Project
Redefining Learning Environments in a Conflict Area: A Palestinian Case Study

SMArchS Thesis, Aga Khan Program for Islamic Architecture, Spring 2013

This thesis evaluates the effectiveness of learning environments in the West Bank of the Occupied Palestinian Territories (OPT) as administered by private, refugee and public school systems. Learning environments in the OPT are examined with a two-fold methodology: historical and architectural. The two-fold analysis utilizes a spatial and social framework, where child, building, neighborhood context, and education system, are understood as the four components of a learning environment.

The historical analysis is framed from the Late-Ottoman era until today; and, follows changing theories on education in parallel with the changing relationship between schools and the socio-spatial reality of the conflict.
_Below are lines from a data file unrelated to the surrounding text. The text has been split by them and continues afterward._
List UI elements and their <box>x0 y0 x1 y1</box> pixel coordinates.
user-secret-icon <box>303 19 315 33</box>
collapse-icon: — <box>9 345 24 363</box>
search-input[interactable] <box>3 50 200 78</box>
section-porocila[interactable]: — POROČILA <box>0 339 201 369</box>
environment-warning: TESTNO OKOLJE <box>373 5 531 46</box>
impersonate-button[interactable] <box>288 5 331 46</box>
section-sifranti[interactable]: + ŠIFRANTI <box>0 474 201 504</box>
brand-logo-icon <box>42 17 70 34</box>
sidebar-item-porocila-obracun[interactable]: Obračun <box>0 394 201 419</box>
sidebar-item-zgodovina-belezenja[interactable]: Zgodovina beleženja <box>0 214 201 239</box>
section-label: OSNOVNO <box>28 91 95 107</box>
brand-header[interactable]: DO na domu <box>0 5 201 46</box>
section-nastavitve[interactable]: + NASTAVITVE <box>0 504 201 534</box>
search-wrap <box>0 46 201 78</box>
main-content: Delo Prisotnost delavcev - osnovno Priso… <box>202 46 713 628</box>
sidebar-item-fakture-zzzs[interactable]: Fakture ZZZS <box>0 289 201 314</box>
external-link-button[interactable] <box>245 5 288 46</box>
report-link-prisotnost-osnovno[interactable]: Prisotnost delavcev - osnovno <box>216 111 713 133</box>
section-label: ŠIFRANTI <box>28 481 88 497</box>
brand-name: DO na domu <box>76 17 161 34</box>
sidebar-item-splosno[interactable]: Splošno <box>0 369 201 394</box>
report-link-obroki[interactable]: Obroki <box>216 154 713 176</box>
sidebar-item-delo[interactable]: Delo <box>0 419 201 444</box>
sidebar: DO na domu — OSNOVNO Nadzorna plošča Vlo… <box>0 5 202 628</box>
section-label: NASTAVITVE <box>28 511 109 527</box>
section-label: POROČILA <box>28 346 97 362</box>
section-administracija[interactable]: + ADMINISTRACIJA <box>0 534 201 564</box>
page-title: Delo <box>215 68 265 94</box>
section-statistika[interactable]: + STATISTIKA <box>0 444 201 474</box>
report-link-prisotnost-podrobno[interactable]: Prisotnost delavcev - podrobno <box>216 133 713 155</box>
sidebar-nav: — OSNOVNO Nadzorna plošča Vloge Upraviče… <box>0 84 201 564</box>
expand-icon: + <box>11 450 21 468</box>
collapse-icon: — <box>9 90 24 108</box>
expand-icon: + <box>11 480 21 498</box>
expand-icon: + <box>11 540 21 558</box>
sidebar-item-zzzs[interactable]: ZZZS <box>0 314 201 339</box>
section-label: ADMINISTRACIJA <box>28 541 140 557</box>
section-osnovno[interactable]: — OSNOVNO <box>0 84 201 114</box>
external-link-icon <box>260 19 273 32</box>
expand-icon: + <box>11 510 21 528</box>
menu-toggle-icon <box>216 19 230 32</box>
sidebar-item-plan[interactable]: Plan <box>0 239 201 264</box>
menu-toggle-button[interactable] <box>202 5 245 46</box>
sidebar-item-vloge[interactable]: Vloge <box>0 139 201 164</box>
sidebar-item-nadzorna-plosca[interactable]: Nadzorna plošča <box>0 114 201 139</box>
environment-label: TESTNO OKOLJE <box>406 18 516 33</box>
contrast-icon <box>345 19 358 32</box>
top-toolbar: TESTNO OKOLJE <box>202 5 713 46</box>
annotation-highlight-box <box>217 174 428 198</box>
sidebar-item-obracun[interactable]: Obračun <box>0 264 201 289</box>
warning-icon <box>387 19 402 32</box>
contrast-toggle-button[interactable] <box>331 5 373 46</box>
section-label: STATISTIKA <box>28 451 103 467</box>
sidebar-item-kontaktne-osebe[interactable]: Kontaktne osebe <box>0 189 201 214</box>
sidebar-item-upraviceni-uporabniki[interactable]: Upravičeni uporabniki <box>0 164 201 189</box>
Results from the historical analysis indicate that educational institutions cannot operate during times of crisis, leading local family and teacher networks to develop informal education systems in informal spaces. It is determined that learning environments must be able to adapt to the conflict and must embrace local communities as architectural, spatial, and social resources. This conclusion serves as a critical foundation for the architectural analysis.

The architectural analysis uses data collected from field work of 24 schools in the West Bank in August of 2012 through informal interviews with locals, photography, and journaling. Data reveals that the socio-spatial contexts of each school are unique due to divisions of the land. In order to limit the number of variables, special focus was given to three schools in Ramallah, which is a unique enclave that encompasses within it the socio-spatial realities of other enclaves in the West Bank. Results from the architectural analysis indicate that newer UNRWA and public schools are designed in an insular manner, which leads to divisions between community and institution on architectural, spatial, and social levels. While private school architecture acts on the environment and enhances programmatic function of space; breaking insularity and potentially improving socio-spatial conditions.

This thesis concludes with several short-, medium-, and long-term recommendations that stem from revelations in the historical analysis and results from the architectural analysis. Learning environments must span outwards allowing for an expansion of school resources, a broadening of learning experiences for youth, and the unification of Palestinians.

Image: A UNRWA school close to the militarized separation wall.